Keanekaragaman seni, budaya, dan sosial bangsa ini menjadi dinamisator
bagi setiap komponen bangsa untuk terus berkarya. (baca: Barongsai dan Padupa Awali Pembukaan Rakornas PKS).
Hadir
dalam Pembukaan Rakornas tersebut, Presiden PKS, Lutfhi Hasan Ishaaq,
Wakil Ketua DPR RI yang juga Sekjen PKS, M Anis Matta, Gubernur Sulawesi
Selatan, Syahrul Yasin Limpo, dan Walikota Makassar, Ilham Sirajuddin
serta Ketua DPW PKS Sulawesi Selatan, Akmal Pasluddin dan anggota DPD
RI, Azis Kahar Muzakar.
Selain
itu, Rakornas juga dihadiri oleh 750 orang kader dan fungsionaris PKS
dari Wilayah Dakwah Sulawesi dan Indonesia Timur. Hadir juga
fungsionaris DPP PKS, sejumlah Anggota DPR RI dari Fraksi PKS, DPRD
Provinsi maupun Kota/Kabupaten se-Sulawesi, Maluku, Maluku Utara, Papua
Barat, dan Papua.
Barongsai Tak Sekedar Hiburan
Barongsai
bukan sekadar seni hiburan, tapi memiliki makna spiritual bagi
masyarakat Tionghoa. Liong (naga) dan Barongsai adalah tradisi wajib
pada perayaan Imlek. Dalam kepercayaan warga Tionghoa, Liong dan
Barongsai merupakan lambang kebahagiaan dan kesenangan. Pertunjukan
tarian singa dan naga ini dipercaya bisa membawa keberuntungan (hoki).
Tari
Barongsai dikenal dengan gerakannya yang energik, ekspresif, menegangkan
sekaligus menakjubkan. Tarian ini merupakan perpaduan keserasian dan
dinamisasi gerak para penarinya yang atraktif dengan iringan musik
tambur, gong, dan simbal.
Para
penari atau pemain Tari Barongsai kebanyakan berlatar seni bela diri,
kungfu dan Wushu.
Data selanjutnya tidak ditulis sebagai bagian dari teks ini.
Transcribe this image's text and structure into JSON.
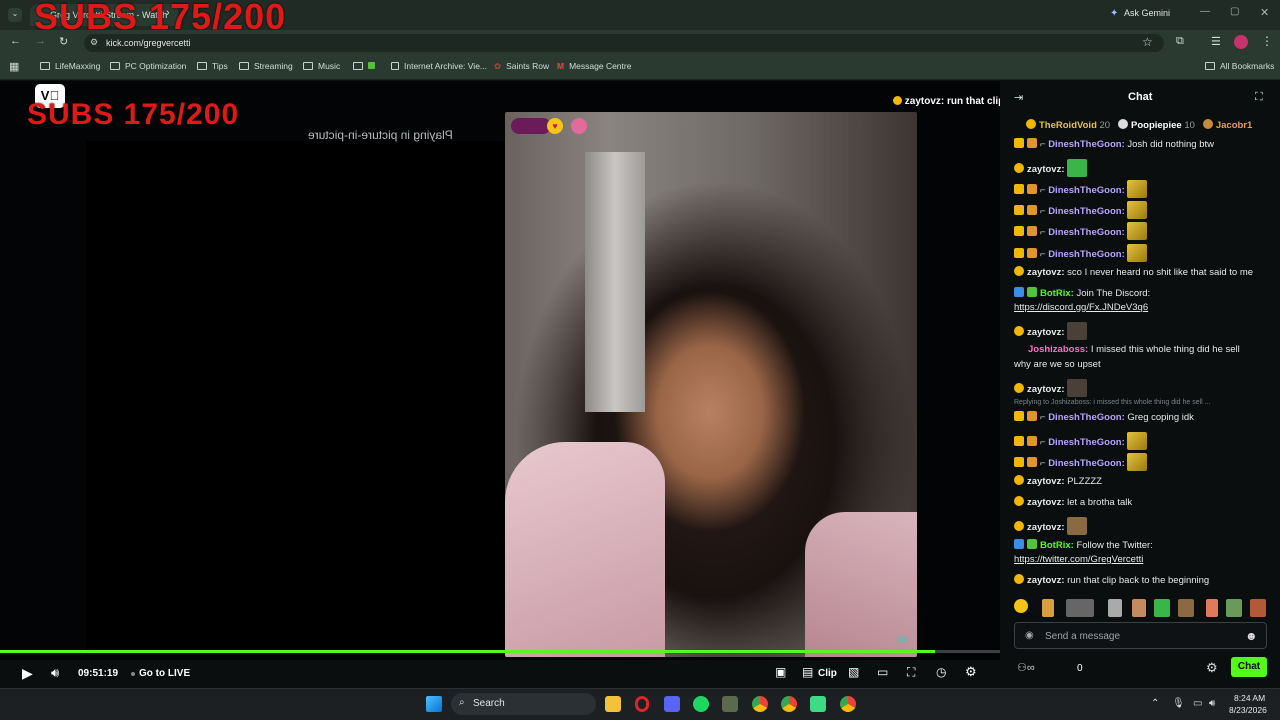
{
  "browser": {
    "tab_title": "Greg Vercetti Stream - Watch",
    "ask_gemini": "Ask Gemini",
    "url": "kick.com/gregvercetti",
    "bookmarks": [
      "LifeMaxxing",
      "PC Optimization",
      "Tips",
      "Streaming",
      "Music",
      "",
      "Internet Archive: Vie...",
      "Saints Row",
      "Message Centre"
    ],
    "all_bookmarks": "All Bookmarks"
  },
  "overlay": {
    "subs_top": "SUBS 175/200",
    "subs_main": "SUBS 175/200",
    "pip_text": "Playing in picture-in-picture",
    "pinned_user": "zaytovz",
    "pinned_text": ": run that clip back to the beginning"
  },
  "player": {
    "time": "09:51:19",
    "go_live": "Go to LIVE",
    "clip": "Clip",
    "progress_percent": 93.5
  },
  "chat": {
    "title": "Chat",
    "leaders": [
      {
        "name": "TheRoidVoid",
        "count": "20"
      },
      {
        "name": "Poopiepiee",
        "count": "10"
      },
      {
        "name": "Jacobr1",
        "count": ""
      }
    ],
    "messages": [
      {
        "user": "DineshTheGoon",
        "text": "Josh did nothing btw",
        "color": "#b9a4ff"
      },
      {
        "user": "zaytovz",
        "text": "",
        "color": "#e6e9ea"
      },
      {
        "user": "DineshTheGoon",
        "text": "",
        "color": "#b9a4ff"
      },
      {
        "user": "DineshTheGoon",
        "text": "",
        "color": "#b9a4ff"
      },
      {
        "user": "DineshTheGoon",
        "text": "",
        "color": "#b9a4ff"
      },
      {
        "user": "DineshTheGoon",
        "text": "",
        "color": "#b9a4ff"
      },
      {
        "user": "zaytovz",
        "text": "sco I never heard no shit like that said to me",
        "color": "#e6e9ea"
      },
      {
        "user": "BotRix",
        "text": "Join The Discord:",
        "link": "https://discord.gg/Fx.JNDeV3q6",
        "color": "#53fc18"
      },
      {
        "user": "zaytovz",
        "text": "",
        "color": "#e6e9ea"
      },
      {
        "user": "Joshizaboss",
        "text": "I missed this whole thing did he sell",
        "text2": "why are we so upset",
        "color": "#ff6ec7"
      },
      {
        "user": "zaytovz",
        "text": "",
        "color": "#e6e9ea"
      },
      {
        "reply": "Replying to Joshizaboss: i missed this whole thing did he sell ..."
      },
      {
        "user": "DineshTheGoon",
        "text": "Greg coping idk",
        "color": "#b9a4ff"
      },
      {
        "user": "DineshTheGoon",
        "text": "",
        "color": "#b9a4ff"
      },
      {
        "user": "DineshTheGoon",
        "text": "",
        "color": "#b9a4ff"
      },
      {
        "user": "zaytovz",
        "text": "PLZZZZ",
        "color": "#e6e9ea"
      },
      {
        "user": "zaytovz",
        "text": "let a brotha talk",
        "color": "#e6e9ea"
      },
      {
        "user": "zaytovz",
        "text": "",
        "color": "#e6e9ea"
      },
      {
        "user": "BotRix",
        "text": "Follow the Twitter:",
        "link": "https://twitter.com/GregVercetti",
        "color": "#53fc18"
      },
      {
        "user": "zaytovz",
        "text": "run that clip back to the beginning",
        "color": "#e6e9ea"
      }
    ],
    "input_placeholder": "Send a message",
    "viewer_count": "0",
    "chat_button": "Chat"
  },
  "taskbar": {
    "search": "Search",
    "time": "8:24 AM",
    "date": "8/23/2026"
  },
  "colors": {
    "accent": "#53fc18",
    "subs_red": "#e11818"
  }
}
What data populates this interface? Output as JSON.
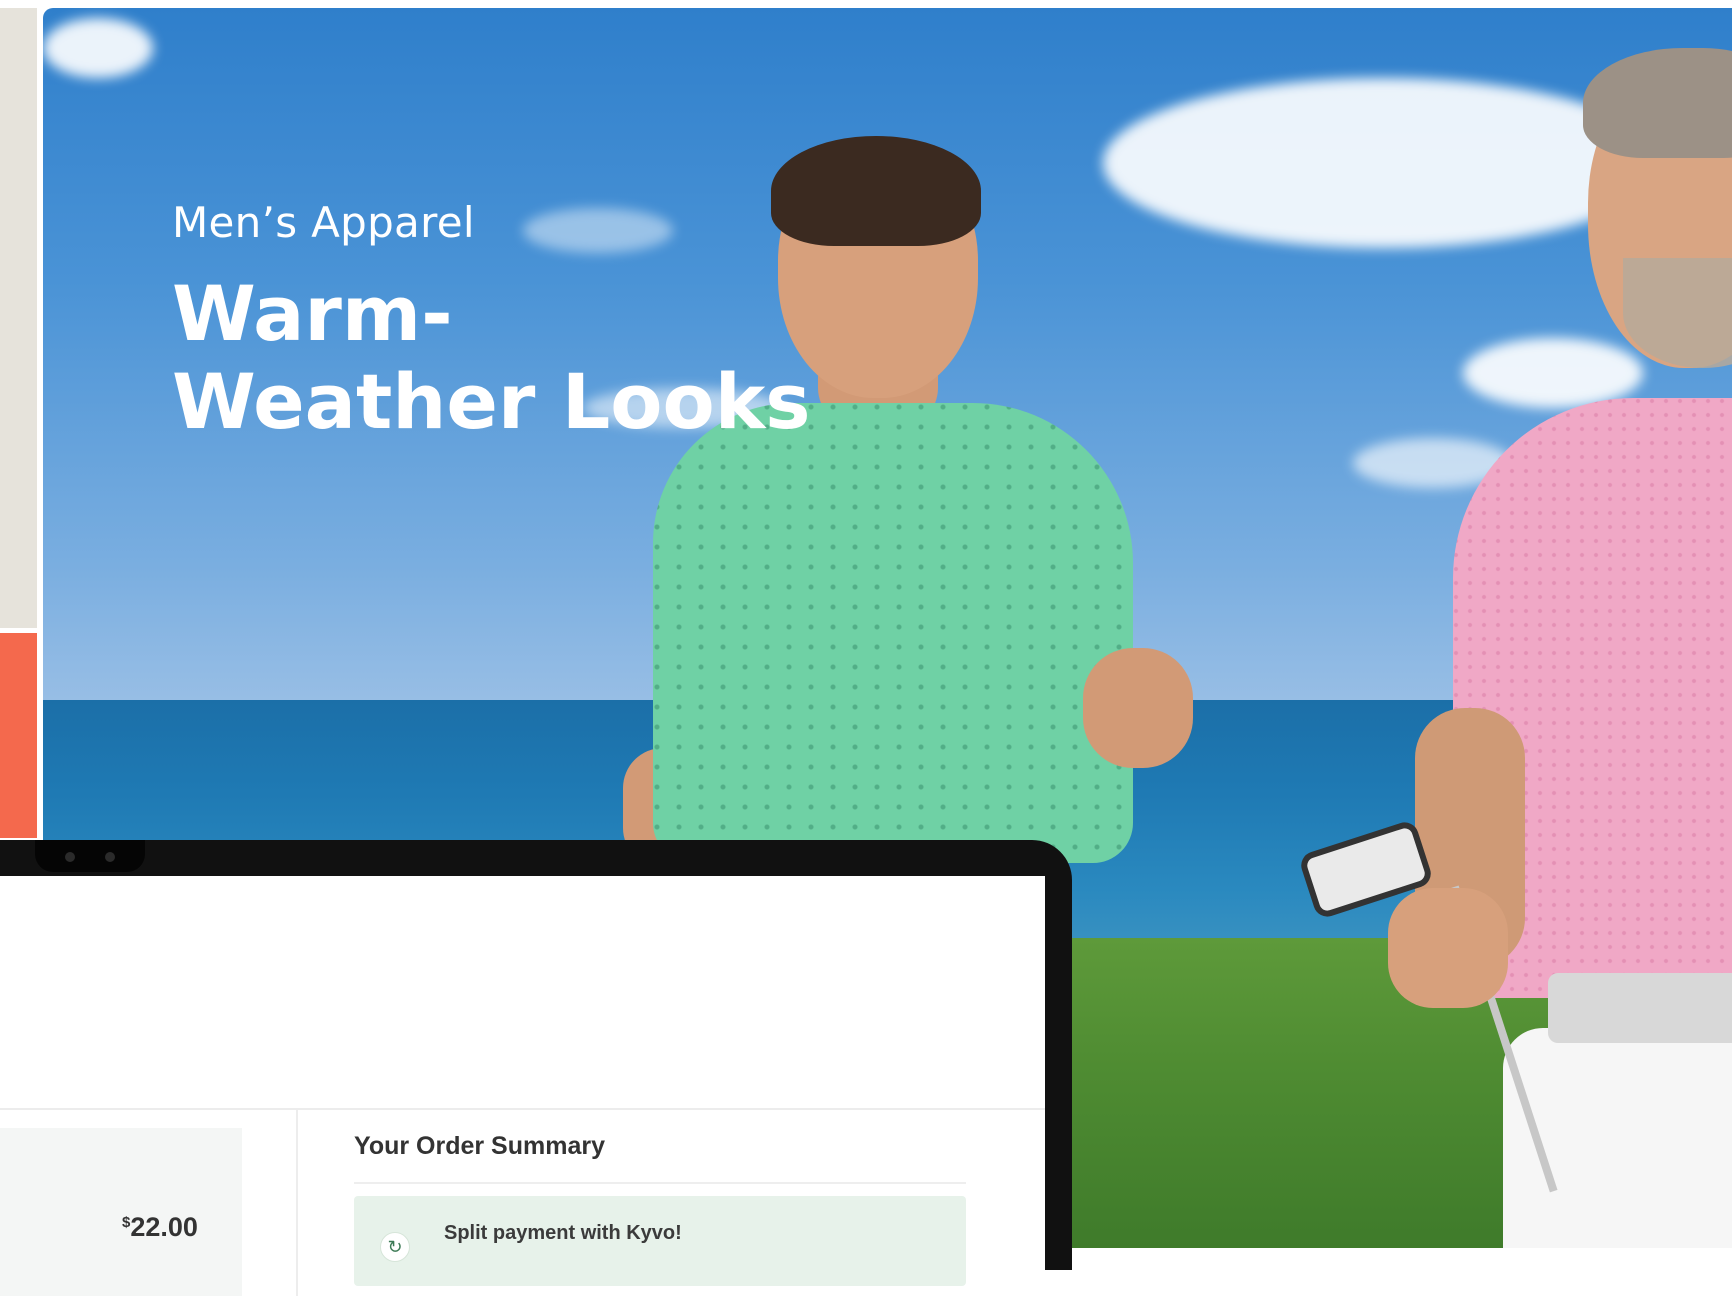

Hal ini berkaitan dengan gerakan tariannya bergaya
akrobatik, yakni dengan salto, meloncat, melompat dan berguling.
Barongsai biasanya digelar bukan hanya pada perayaan-perayaan seperti menyambut Imlek (Spring Festival) atau Cap Go Meh (Lantern Festival),
tetapi juga digelar saat upacara-upacara penting lainnya seperti,
peresmian perkantoran, toko, pusat perbelanjaan, restoran, hotel, rumah,
upacara pernikahan, festival budaya, kelenteng dan sebagainya.
Di
negara asalnya, Tiongkok, tarian ini disebut dengan Lungwu atau Tarian
Singa (simplified Chinese: traditional Chinese: pinyin: wushi).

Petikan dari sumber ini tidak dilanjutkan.